Shiv Mehra detailed Nile’s Zero Trust fabric, designed to counter common attack paths by securing the infrastructure, controlling network access, and governing post-access activity. The infrastructure itself is hardened by design; Nile hardware has no direct management interfaces like SSH or Telnet, and all communications between fabric components are mutually authenticated and encrypted with MACsec. Access control operates on a “deny by default” principle where physical ports are “colorless,” meaning access is determined solely by identity, not port configuration. Nile makes identity verification a cornerstone, supporting seamless wired and wireless SSO integrated with IdPs, traditional 802.1X/RADIUS, and a robust system for IoT devices that combines continuous fingerprinting with optional device validation to ensure proper identification and segmentation.

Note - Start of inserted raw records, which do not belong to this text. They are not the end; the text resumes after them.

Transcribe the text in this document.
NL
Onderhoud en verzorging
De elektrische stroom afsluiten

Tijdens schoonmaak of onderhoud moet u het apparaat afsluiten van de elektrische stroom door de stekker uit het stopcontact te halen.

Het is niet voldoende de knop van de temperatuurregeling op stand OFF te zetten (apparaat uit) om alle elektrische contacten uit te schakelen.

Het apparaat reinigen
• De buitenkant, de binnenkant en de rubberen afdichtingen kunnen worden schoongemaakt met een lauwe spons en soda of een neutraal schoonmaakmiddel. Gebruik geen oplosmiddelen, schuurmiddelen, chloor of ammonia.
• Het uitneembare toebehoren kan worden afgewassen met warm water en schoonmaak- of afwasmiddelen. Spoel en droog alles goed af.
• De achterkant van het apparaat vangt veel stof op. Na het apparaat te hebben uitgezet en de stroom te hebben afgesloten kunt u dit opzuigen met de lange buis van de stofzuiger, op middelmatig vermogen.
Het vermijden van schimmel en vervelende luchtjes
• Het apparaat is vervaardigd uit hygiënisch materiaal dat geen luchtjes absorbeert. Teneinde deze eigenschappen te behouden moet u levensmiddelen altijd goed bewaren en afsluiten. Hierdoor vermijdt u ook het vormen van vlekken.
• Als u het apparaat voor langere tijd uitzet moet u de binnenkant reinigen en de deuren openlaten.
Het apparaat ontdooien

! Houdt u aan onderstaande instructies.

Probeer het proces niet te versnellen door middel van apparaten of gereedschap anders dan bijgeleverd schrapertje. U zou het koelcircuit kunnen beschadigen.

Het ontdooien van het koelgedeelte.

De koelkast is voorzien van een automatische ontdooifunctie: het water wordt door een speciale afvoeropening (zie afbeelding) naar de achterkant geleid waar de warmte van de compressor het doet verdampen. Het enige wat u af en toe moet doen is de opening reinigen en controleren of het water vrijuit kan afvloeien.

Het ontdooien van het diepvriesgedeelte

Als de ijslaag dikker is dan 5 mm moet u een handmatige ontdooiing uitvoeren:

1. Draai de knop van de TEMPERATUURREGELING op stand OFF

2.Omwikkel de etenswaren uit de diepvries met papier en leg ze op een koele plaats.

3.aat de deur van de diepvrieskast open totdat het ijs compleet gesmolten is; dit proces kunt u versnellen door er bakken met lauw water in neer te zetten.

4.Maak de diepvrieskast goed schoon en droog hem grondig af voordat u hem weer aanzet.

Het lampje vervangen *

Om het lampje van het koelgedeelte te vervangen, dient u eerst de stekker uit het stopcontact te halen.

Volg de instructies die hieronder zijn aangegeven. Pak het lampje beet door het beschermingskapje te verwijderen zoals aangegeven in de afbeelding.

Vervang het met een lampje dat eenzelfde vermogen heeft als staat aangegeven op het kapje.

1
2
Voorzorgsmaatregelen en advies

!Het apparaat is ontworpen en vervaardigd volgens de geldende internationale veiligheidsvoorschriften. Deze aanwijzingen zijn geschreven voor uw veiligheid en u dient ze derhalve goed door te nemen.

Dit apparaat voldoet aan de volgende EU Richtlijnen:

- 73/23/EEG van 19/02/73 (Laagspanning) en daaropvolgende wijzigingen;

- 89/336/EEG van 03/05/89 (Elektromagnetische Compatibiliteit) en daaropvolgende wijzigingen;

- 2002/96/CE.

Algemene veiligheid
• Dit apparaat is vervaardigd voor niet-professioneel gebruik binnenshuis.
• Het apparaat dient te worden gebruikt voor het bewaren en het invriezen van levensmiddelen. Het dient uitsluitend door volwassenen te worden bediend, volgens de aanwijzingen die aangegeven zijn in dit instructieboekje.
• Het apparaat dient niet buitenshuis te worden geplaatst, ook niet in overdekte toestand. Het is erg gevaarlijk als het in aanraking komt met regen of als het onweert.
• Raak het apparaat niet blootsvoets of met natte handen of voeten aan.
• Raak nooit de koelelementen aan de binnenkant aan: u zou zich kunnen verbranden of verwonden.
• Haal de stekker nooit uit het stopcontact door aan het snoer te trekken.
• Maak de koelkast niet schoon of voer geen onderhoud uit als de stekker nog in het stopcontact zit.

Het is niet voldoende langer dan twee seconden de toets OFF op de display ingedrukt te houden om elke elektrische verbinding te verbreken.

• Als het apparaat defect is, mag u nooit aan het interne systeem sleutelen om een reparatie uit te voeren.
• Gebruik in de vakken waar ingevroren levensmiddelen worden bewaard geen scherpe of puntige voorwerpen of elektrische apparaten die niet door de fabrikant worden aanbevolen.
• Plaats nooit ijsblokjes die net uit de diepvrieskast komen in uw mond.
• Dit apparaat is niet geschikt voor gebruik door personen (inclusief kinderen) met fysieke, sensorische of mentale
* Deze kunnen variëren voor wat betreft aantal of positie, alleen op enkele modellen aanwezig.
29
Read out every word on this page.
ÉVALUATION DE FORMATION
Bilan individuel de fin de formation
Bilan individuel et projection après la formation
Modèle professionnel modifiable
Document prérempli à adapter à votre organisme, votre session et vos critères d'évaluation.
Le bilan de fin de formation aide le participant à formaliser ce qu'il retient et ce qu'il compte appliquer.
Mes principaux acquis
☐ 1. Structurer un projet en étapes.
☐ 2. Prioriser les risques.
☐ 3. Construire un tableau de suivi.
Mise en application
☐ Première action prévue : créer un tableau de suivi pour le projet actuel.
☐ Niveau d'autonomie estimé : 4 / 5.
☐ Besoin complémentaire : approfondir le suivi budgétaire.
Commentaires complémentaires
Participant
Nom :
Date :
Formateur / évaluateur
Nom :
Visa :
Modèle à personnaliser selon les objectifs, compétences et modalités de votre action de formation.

This identity-first approach enables a “segment of one,” where every user and device is isolated by default, preventing lateral movement and network reconnaissance as demonstrated in a live demo. The policy engine, called the Trust Service, enforces granular, least-privilege access by requiring every entity to belong to a group (user, device, or application). Policies are then built by defining rules between these groups, enhanced with contextual attributes like device compliance status from an MDM or EDR. A final demo showcased the ease of this model by creating a policy in a few clicks to allow only a specific video streaming protocol between employees, while all other inter-employee traffic, including pings, remained blocked, illustrating how Nile simplifies the implementation of true microsegmentation.